China lets yuan rise to strongest level in years as de-dollarisation trend grows



China’s central bank set the yuan’s daily fixing rate at its strongest level since mid-2023 on Wednesday, as the Chinese currency extended gains with investors increasingly rotating out of US dollar assets amid concerns over the Federal Reserve’s independence and US debt sustainability.

The People’s Bank of China set the yuan’s midpoint rate – also known as the daily fixing rate – at 6.9438 to the US dollar, which marked the strongest level in 33 months.

The move followed months of steady appreciation in the yuan, with its offshore rate trading at 6.909 per US dollar as of early afternoon on Wednesday.

By contrast, the US dollar has remained under sustained pressure in recent months, with investor confidence sapped by persistent concerns over the Donald Trump administration’s policy volatility and interventions in the Federal Reserve, as well as the United States’ long-term fiscal sustainability.

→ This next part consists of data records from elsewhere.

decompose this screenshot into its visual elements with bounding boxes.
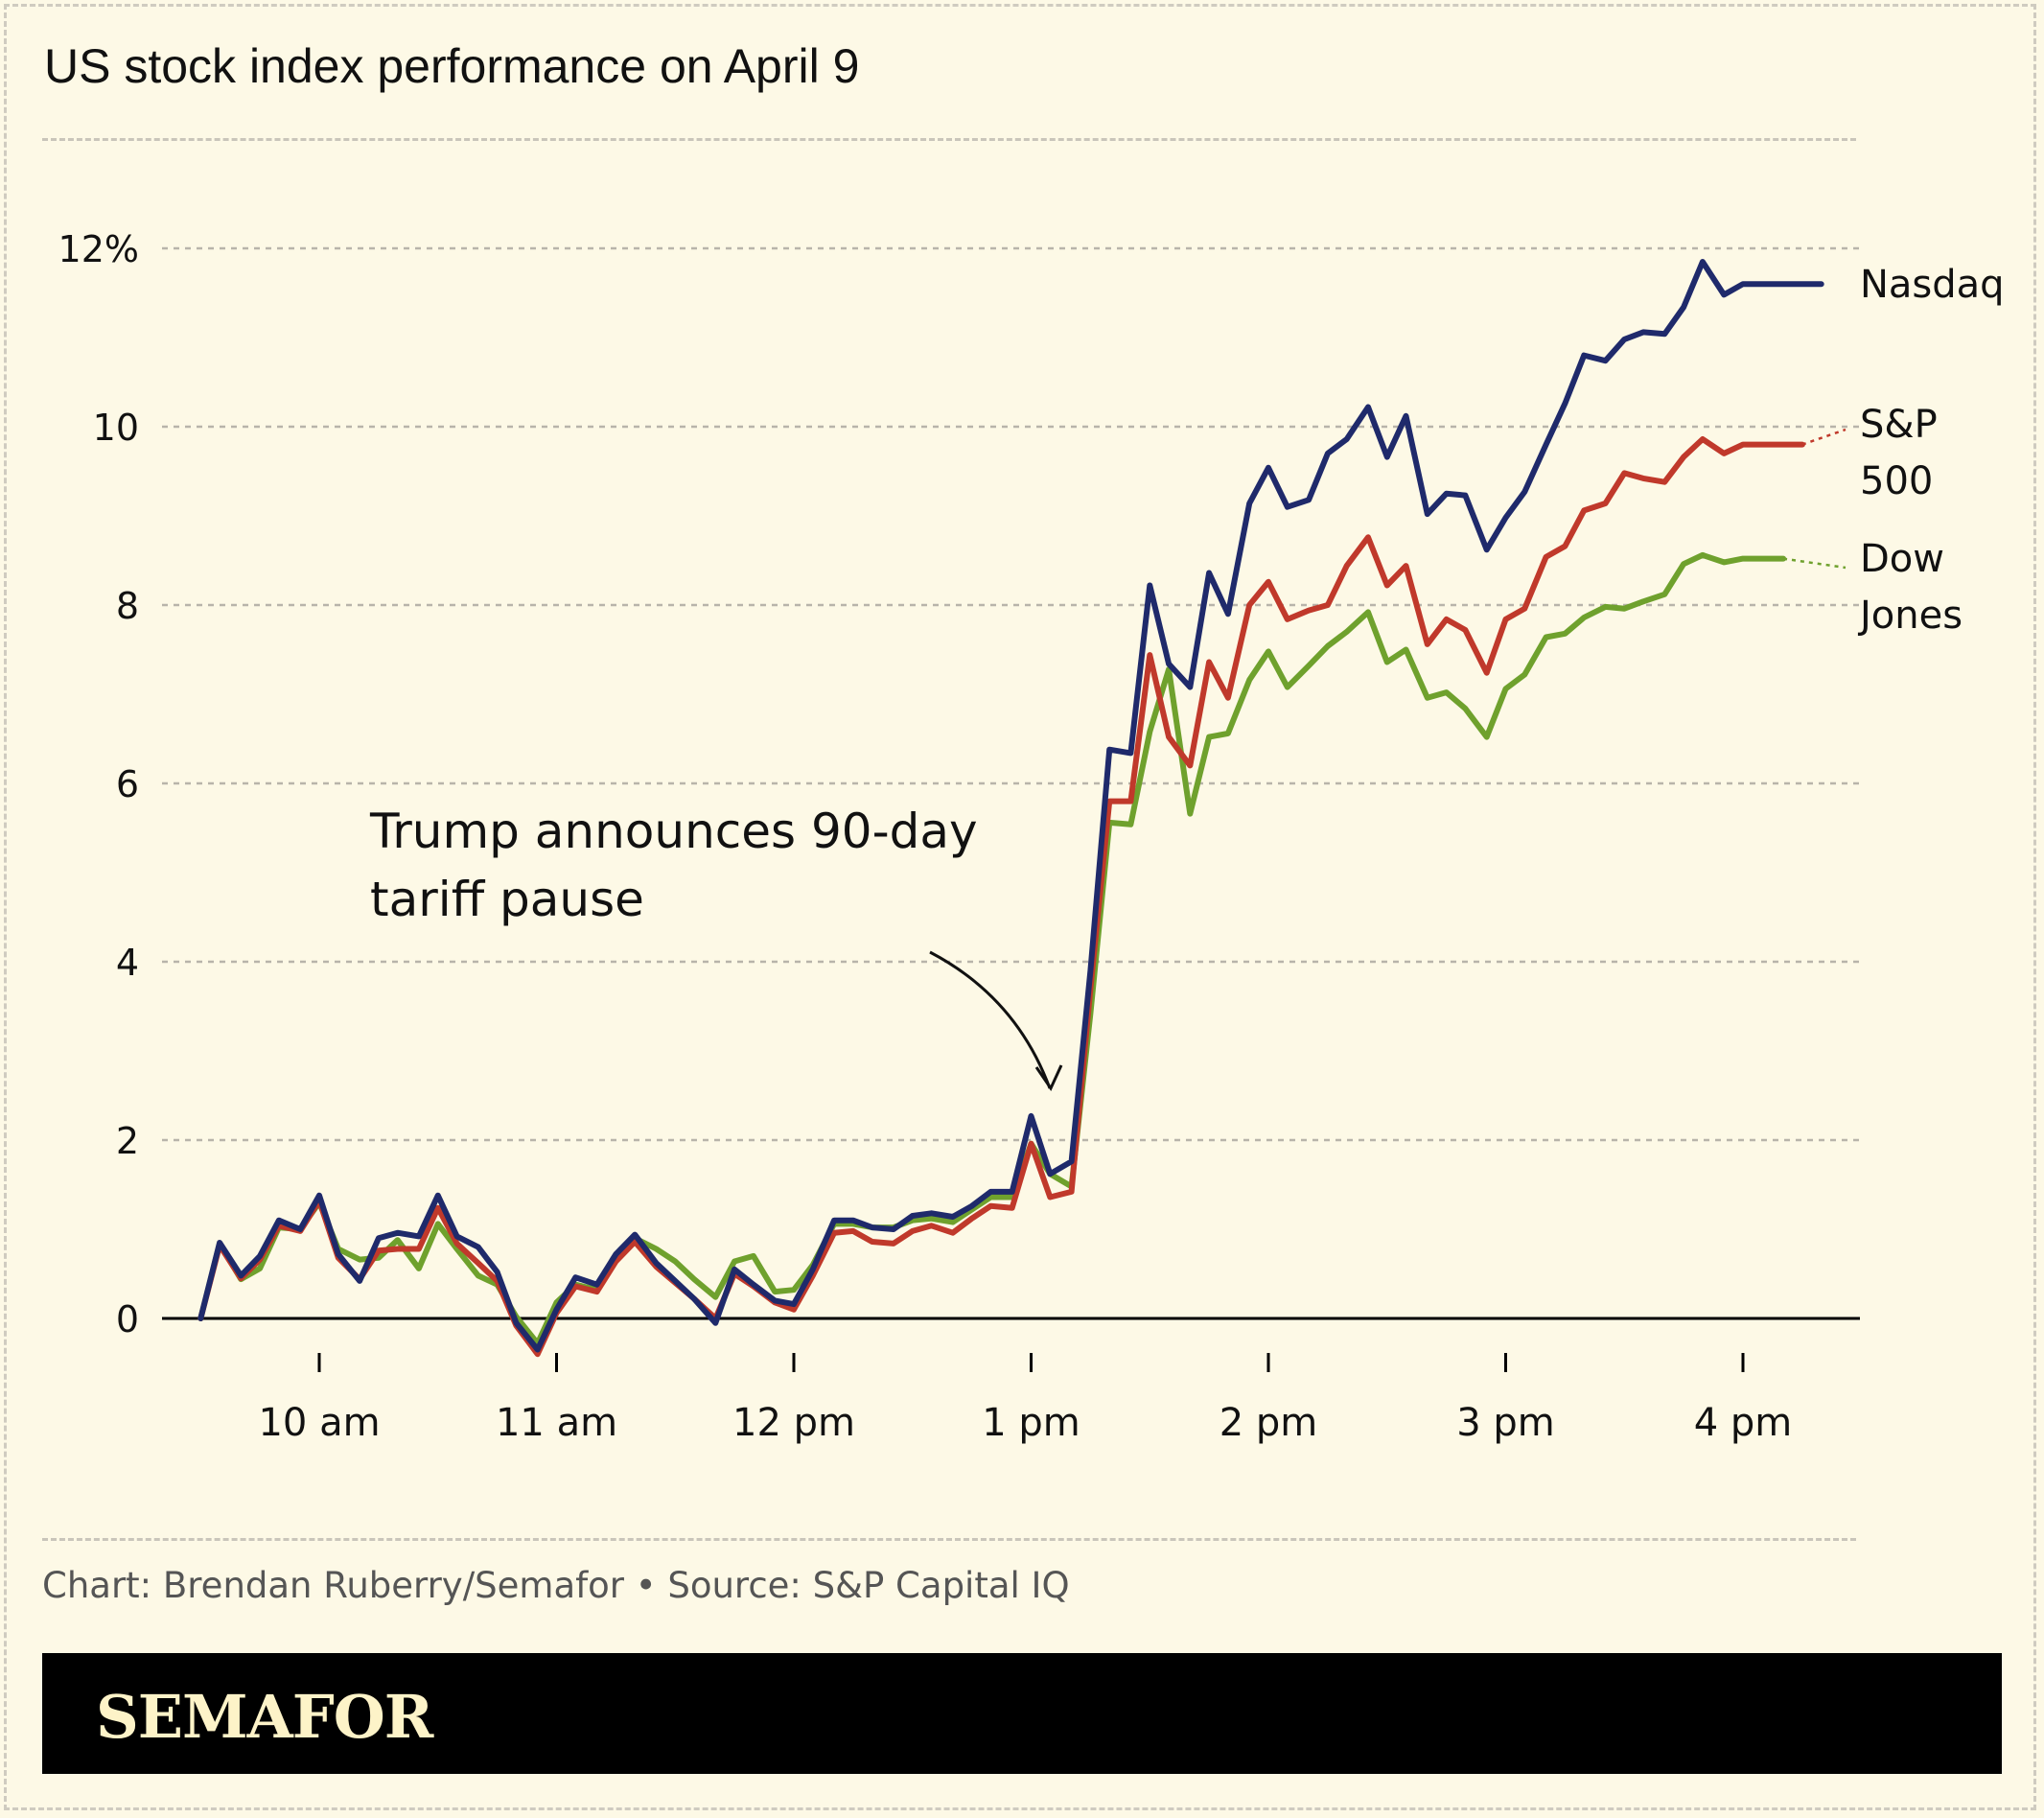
label-leader-dow bbox=[1782, 557, 1847, 570]
y-tick-label: 8 bbox=[116, 585, 139, 627]
y-tick-label: 10 bbox=[93, 407, 139, 449]
x-ticks: 10 am 11 am 12 pm 1 pm 2 pm 3 pm 4 pm bbox=[258, 1353, 1792, 1445]
y-tick-label: 4 bbox=[116, 942, 139, 984]
series-line-sp500 bbox=[197, 436, 1805, 1358]
series-label-nasdaq: Nasdaq bbox=[1860, 263, 2005, 307]
chart-credit: Chart: Brendan Ruberry/Semafor • Source:… bbox=[42, 1565, 1070, 1606]
y-tick-label: 6 bbox=[116, 763, 139, 805]
line-chart: 0 2 4 6 8 10 12% 10 am 11 am 12 pm 1 pm 2 pm 3 pm 4 … bbox=[58, 228, 2005, 1445]
y-tick-label: 12% bbox=[58, 228, 139, 270]
brand-logo: SEMAFOR bbox=[96, 1682, 433, 1752]
x-tick-label: 4 pm bbox=[1694, 1401, 1793, 1445]
series-line-dow bbox=[197, 551, 1787, 1346]
x-tick-label: 3 pm bbox=[1456, 1401, 1555, 1445]
grid-lines bbox=[162, 246, 1860, 1142]
x-tick-label: 10 am bbox=[258, 1401, 380, 1445]
annotation: Trump announces 90-day tariff pause bbox=[369, 804, 1063, 1092]
chart-title: US stock index performance on April 9 bbox=[44, 39, 860, 93]
brand-bar: SEMAFOR bbox=[42, 1653, 2002, 1774]
top-separator bbox=[42, 138, 1856, 141]
y-tick-labels: 0 2 4 6 8 10 12% bbox=[58, 228, 139, 1340]
series-label-sp500: S&P bbox=[1860, 403, 1938, 447]
chart-frame bbox=[4, 4, 2036, 1810]
series-labels: Dow Jones S&P 500 Nasdaq bbox=[1857, 263, 2005, 638]
series-label-dow: Dow bbox=[1860, 537, 1944, 581]
y-tick-label: 2 bbox=[116, 1120, 139, 1162]
series-label-sp500: 500 bbox=[1860, 459, 1933, 503]
x-tick-label: 12 pm bbox=[732, 1401, 855, 1445]
bottom-separator bbox=[42, 1538, 1856, 1541]
series-label-dow: Jones bbox=[1857, 594, 1963, 638]
y-tick-label: 0 bbox=[116, 1298, 139, 1340]
x-tick-label: 11 am bbox=[496, 1401, 617, 1445]
series-line-nasdaq bbox=[197, 259, 1824, 1353]
label-leader-sp500 bbox=[1801, 428, 1847, 446]
series-lines bbox=[197, 259, 1847, 1358]
annotation-arrow bbox=[929, 950, 1052, 1089]
annotation-text: tariff pause bbox=[370, 872, 644, 927]
annotation-text: Trump announces 90-day bbox=[369, 804, 978, 859]
annotation-arrowhead bbox=[1034, 1064, 1063, 1092]
x-tick-label: 2 pm bbox=[1219, 1401, 1318, 1445]
x-tick-label: 1 pm bbox=[982, 1401, 1080, 1445]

Billionaire investor Ray Dalio, founder of the hedge fund Bridgewater Associates, has warned that the US is in stage five – or the “pre-breakdown phase” – of his six-stage “big cycle” that aims to chart the rise and fall of national and global orders.

“We are sort of at the brink but not over the brink,” he said in an interview with Tucker Carlson released on Tuesday. “It’s before a period of great disorder when there can be a monetary breaking down of the system.”

He warned of a looming debt crisis in which the Federal Reserve could be forced to monetise deficits by printing money, eroding the currency’s value.